I thought I knew everything there was to know about Charlotte Bronte. But this book revealed information I hadn't known previously; for example, it successfully debunked the idea of a literary friendship with Elizabeth Gaskell, instead focusing on her lesser known friendship with Mary Taylor, a free-thinking writer she met at school.
The connection between Eliot and Beecher-Stowe was revelatory. The Eliot chapters were my favorite of the book because of their vivid descriptions. George Eliot lived with George Henry Lewes who was separated from his wife. When his adult son, Thornie, returned from Africa with tuberculosis of the spine, George Eliot was his primary care giver. This book portrays her sacrifice and love better than any other I’ve encountered. The imperfect way Stowe is a friend to Eliot and the flawed response Eliot has to Stowe, are so poignantly human.
I entered the Woolf section expecting to hear about her romantic entanglement with Vita Sackville-West. However, that was not the focus here. Instead, it focused on her friendship with Katherine Mansfield, a fellow writer who also had (for a time) a literary friendship with D H Lawrence. The friendship between Woolf and Mansfield is depicted as both platonic and contentious. Both are assumptions made by Midorikawa and Sweeney, even though it seems likely that Mansfield had a sexual interest in female partners. Both Woolf and Mansfield were harsh, vocal critics of each other. I am not certain we fully know the complexity of their friendship. But The Secret Sisterhood proves that each deeply valued it.
Whatever the truth is for these friendships, the importance of an exchange of literary ideas and criticism between writers comes through. Midorikawa and Sweeney focused solely on female-to-female friendships. Yet let’s not discount female-to-male friendships. James Baldwin was friends with Toni Morrison. Henry James was friends with Edith Wharton. Writers benefit from friendships with fellow writers whom they respect and who are capable and unafraid to voice their opinions.

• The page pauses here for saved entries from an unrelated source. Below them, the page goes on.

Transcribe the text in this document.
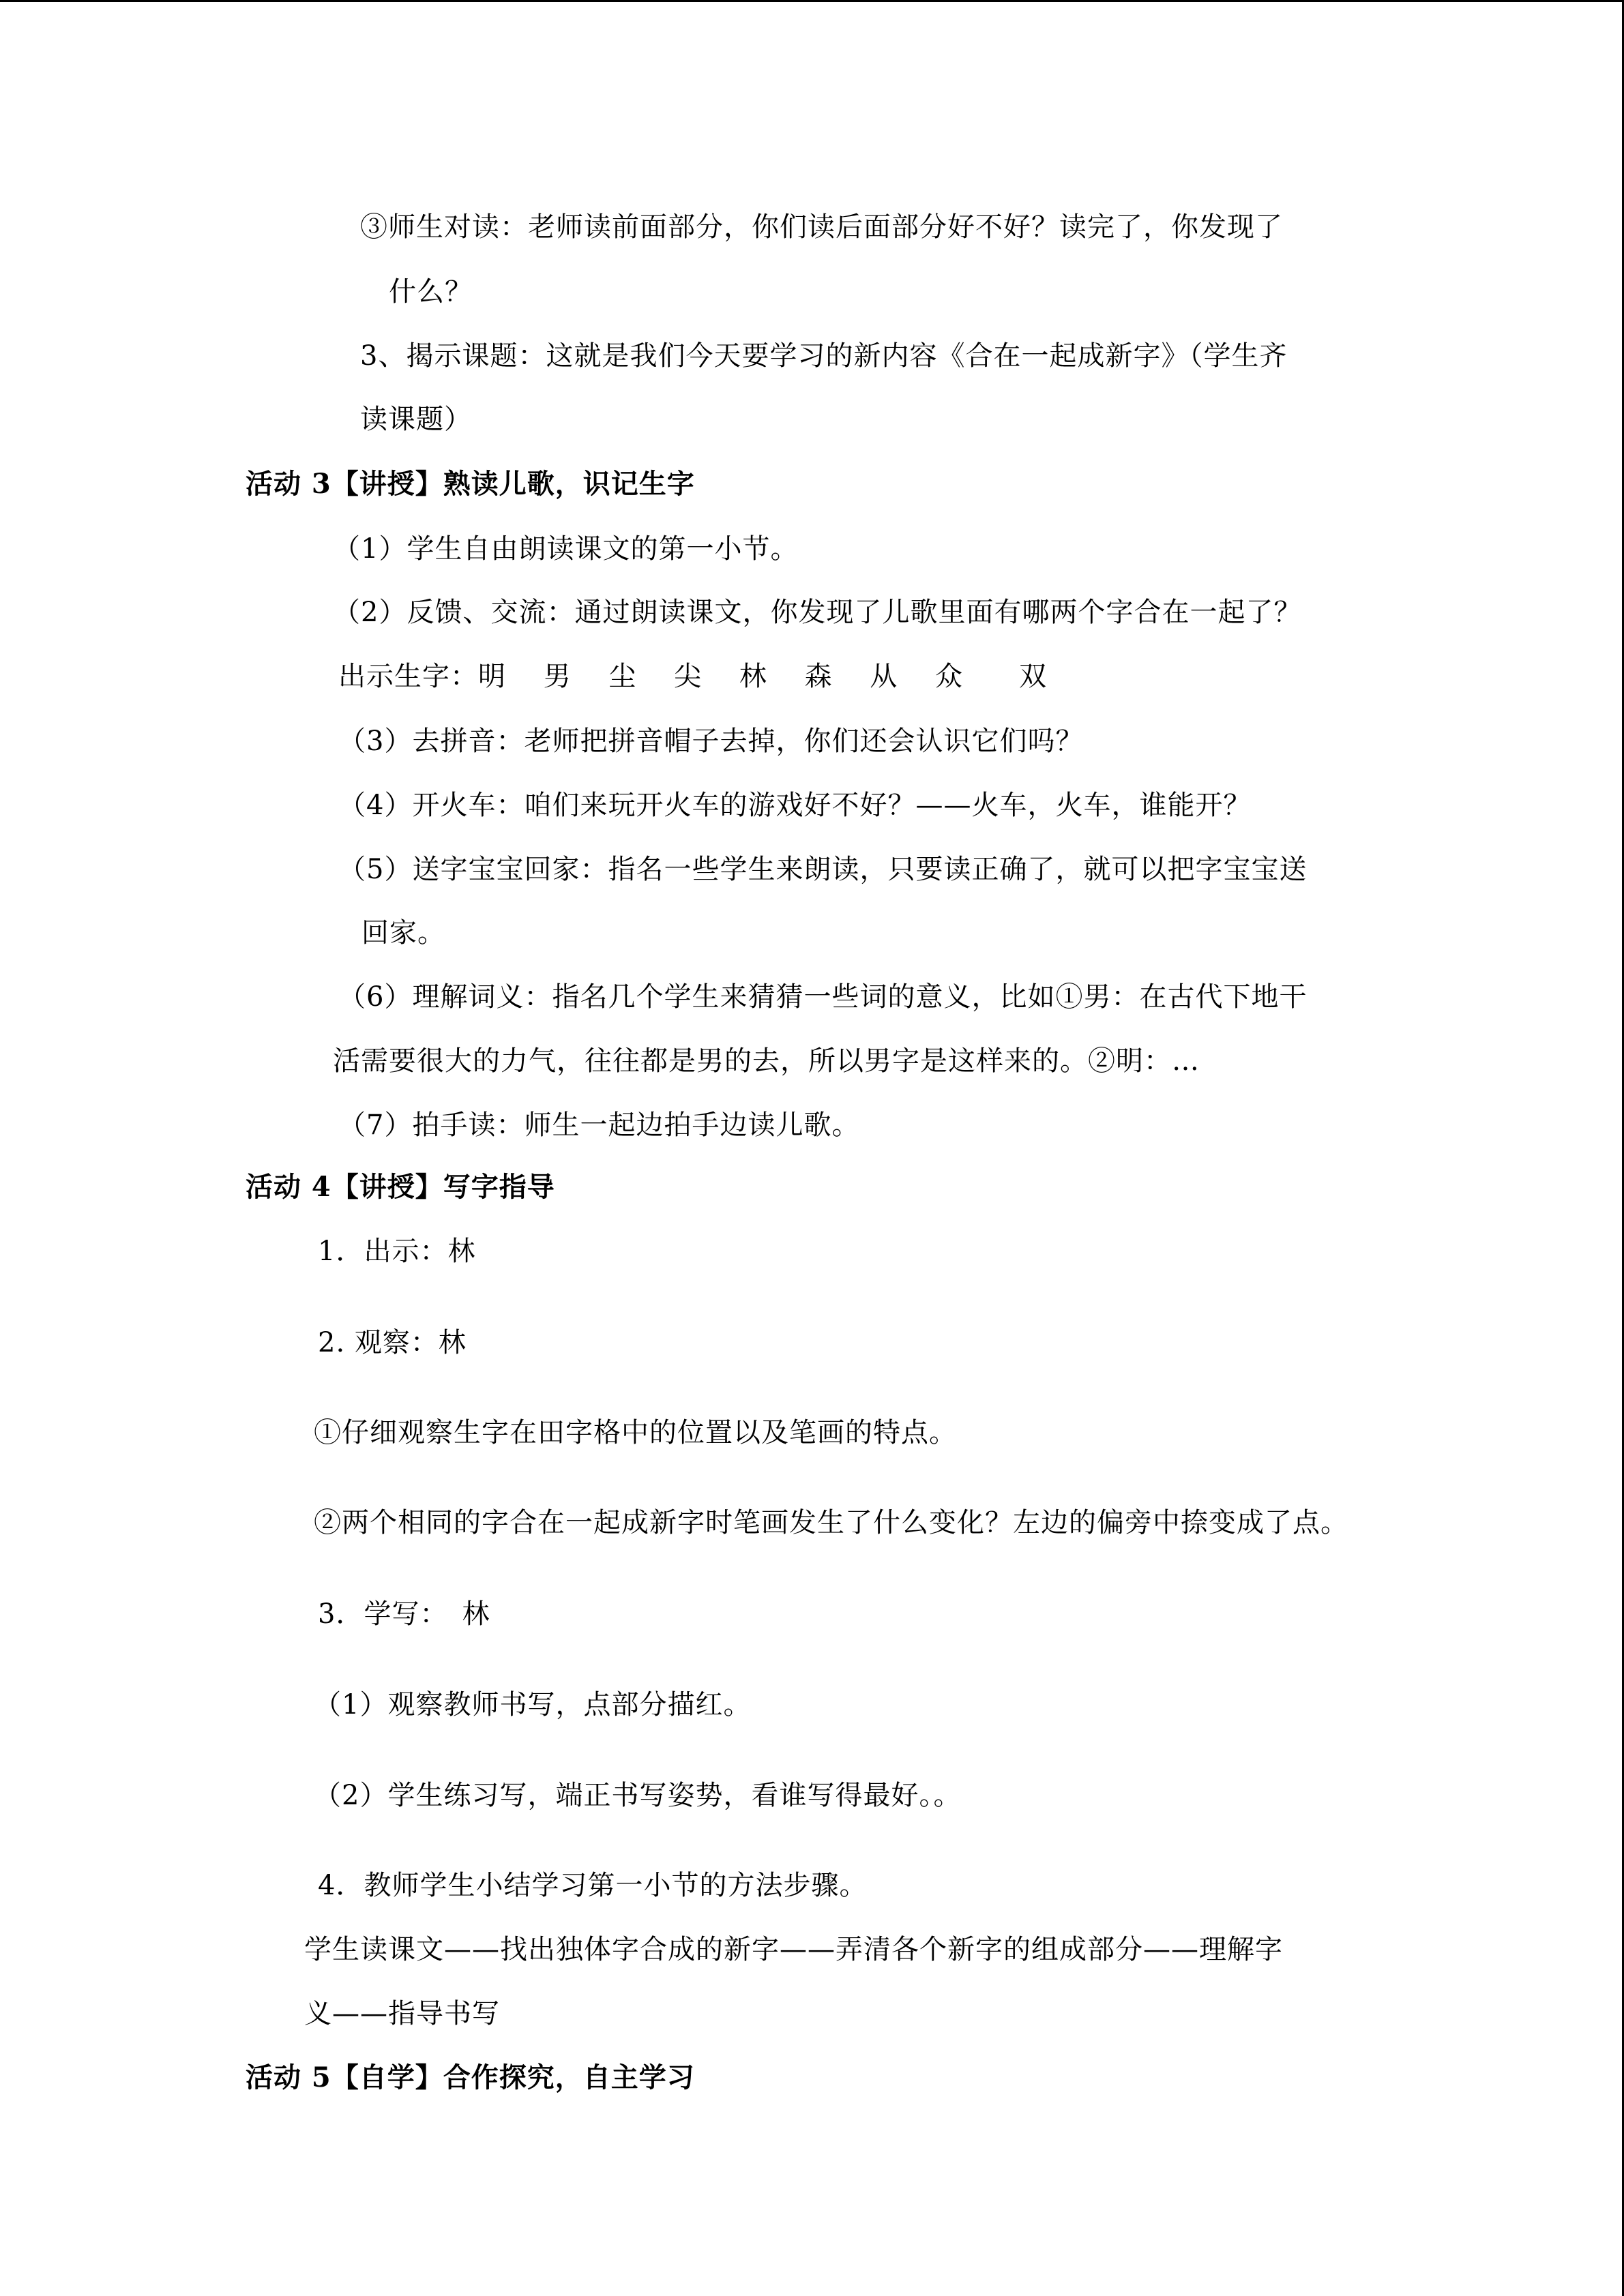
③师生对读：老师读前面部分，你们读后面部分好不好？读完了，你发现了
什么？
3、揭示课题：这就是我们今天要学习的新内容《合在一起成新字》（学生齐
读课题）
活动 3【讲授】熟读儿歌，识记生字
（1）学生自由朗读课文的第一小节。
（2）反馈、交流：通过朗读课文，你发现了儿歌里面有哪两个字合在一起了？
出示生字：明　 男　 尘　 尖　 林　 森　 从　 众　　双
（3）去拼音：老师把拼音帽子去掉，你们还会认识它们吗？
（4）开火车：咱们来玩开火车的游戏好不好？——火车，火车，谁能开？
（5）送字宝宝回家：指名一些学生来朗读，只要读正确了，就可以把字宝宝送
回家。
（6）理解词义：指名几个学生来猜猜一些词的意义，比如①男：在古代下地干
活需要很大的力气，往往都是男的去，所以男字是这样来的。②明：…
（7）拍手读：师生一起边拍手边读儿歌。
活动 4【讲授】写字指导
1．出示：林
2. 观察：林
①仔细观察生字在田字格中的位置以及笔画的特点。
②两个相同的字合在一起成新字时笔画发生了什么变化？左边的偏旁中捺变成了点。
3．学写：　林
（1）观察教师书写，点部分描红。
（2）学生练习写，端正书写姿势，看谁写得最好。。
4．教师学生小结学习第一小节的方法步骤。
学生读课文——找出独体字合成的新字——弄清各个新字的组成部分——理解字
义——指导书写
活动 5【自学】合作探究，自主学习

I am a part of a bi-monthly writing group, my own sisterhood. The friendships I have forged over the past two years are among the most meaningful of my lifetime. One is vulnerable when reading their written words aloud in an early stage of development. That shared vulnerability has helped our group understand each other and to empathize with each other’s very personal aches. Critical listening and commentary isn’t only important to improving our written words. We “hear” each other on a deeper level. Each of us has felt a twinge of discomfort from a comment. That’s inevitable. For myself, upon re-examination, I always see the critic’s point. Without their critique, I would not have corrected the flaw. I am grateful for their insights, inspiration, wisdom, perspective, and support. I suspect my precursors felt the same about their literary cohorts.

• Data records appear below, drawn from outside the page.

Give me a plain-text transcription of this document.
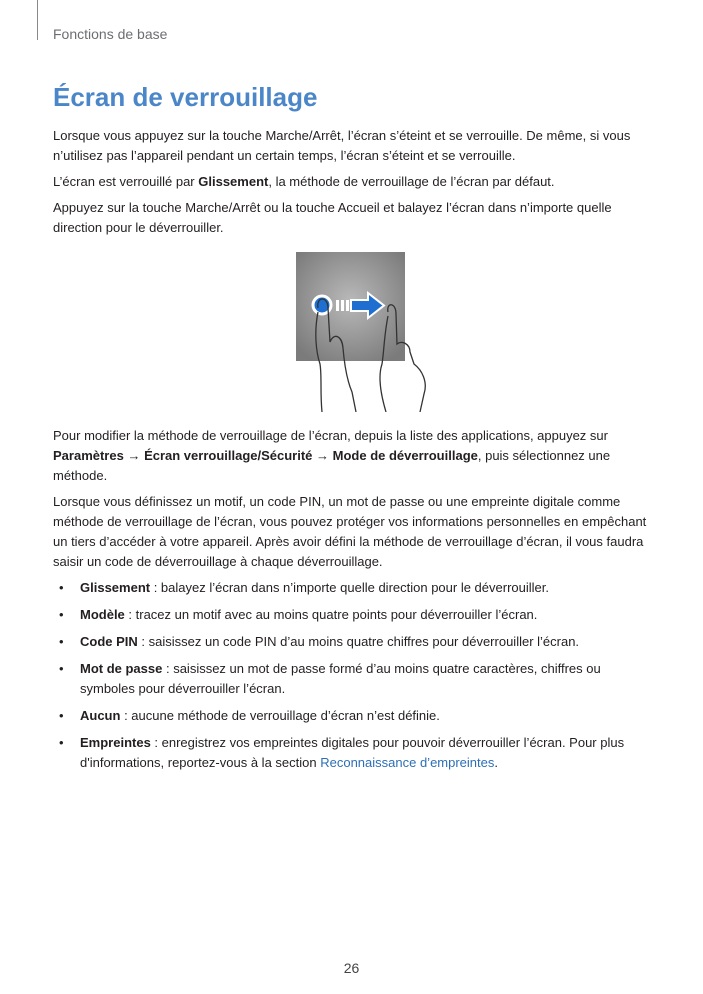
Fonctions de base
Écran de verrouillage

Lorsque vous appuyez sur la touche Marche/Arrêt, l’écran s’éteint et se verrouille. De même, si vous n’utilisez pas l’appareil pendant un certain temps, l’écran s’éteint et se verrouille.

L’écran est verrouillé par Glissement, la méthode de verrouillage de l’écran par défaut.

Appuyez sur la touche Marche/Arrêt ou la touche Accueil et balayez l’écran dans n’importe quelle direction pour le déverrouiller.

Pour modifier la méthode de verrouillage de l’écran, depuis la liste des applications, appuyez sur Paramètres → Écran verrouillage/Sécurité → Mode de déverrouillage, puis sélectionnez une méthode.

Lorsque vous définissez un motif, un code PIN, un mot de passe ou une empreinte digitale comme méthode de verrouillage de l’écran, vous pouvez protéger vos informations personnelles en empêchant un tiers d’accéder à votre appareil. Après avoir défini la méthode de verrouillage d’écran, il vous faudra saisir un code de déverrouillage à chaque déverrouillage.

• Glissement : balayez l’écran dans n’importe quelle direction pour le déverrouiller.
• Modèle : tracez un motif avec au moins quatre points pour déverrouiller l’écran.
• Code PIN : saisissez un code PIN d’au moins quatre chiffres pour déverrouiller l’écran.
• Mot de passe : saisissez un mot de passe formé d’au moins quatre caractères, chiffres ou symboles pour déverrouiller l’écran.
• Aucun : aucune méthode de verrouillage d’écran n’est définie.
• Empreintes : enregistrez vos empreintes digitales pour pouvoir déverrouiller l’écran. Pour plus d'informations, reportez-vous à la section Reconnaissance d’empreintes.
26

I enjoyed The Secret Sisterhood immensely. It has lessons for all friendships, not just literary ones: forgiveness, patience, self-reflection, tolerance. A year from now, I may not recall its many esoteric and absorbing details, but I felt pride in the sisterhood, to know these women who came before me struggled to control their rivalries, to succeed, to know what to say, and how forcefully. It’s an important book for any writer.
Love this so much. Thanks for sharing. 🫶🏻 I did my Master’s thesis on Elizabeth Gaskell and took a course that focused on Austen and the Brontës in grad school. I’ll definitely look out for this book. Sounds fascinating.
This line is great: “That shared vulnerability has helped our group understand each other and to empathize with each other’s very personal aches. Critical listening and commentary isn’t only important to improving our written words.”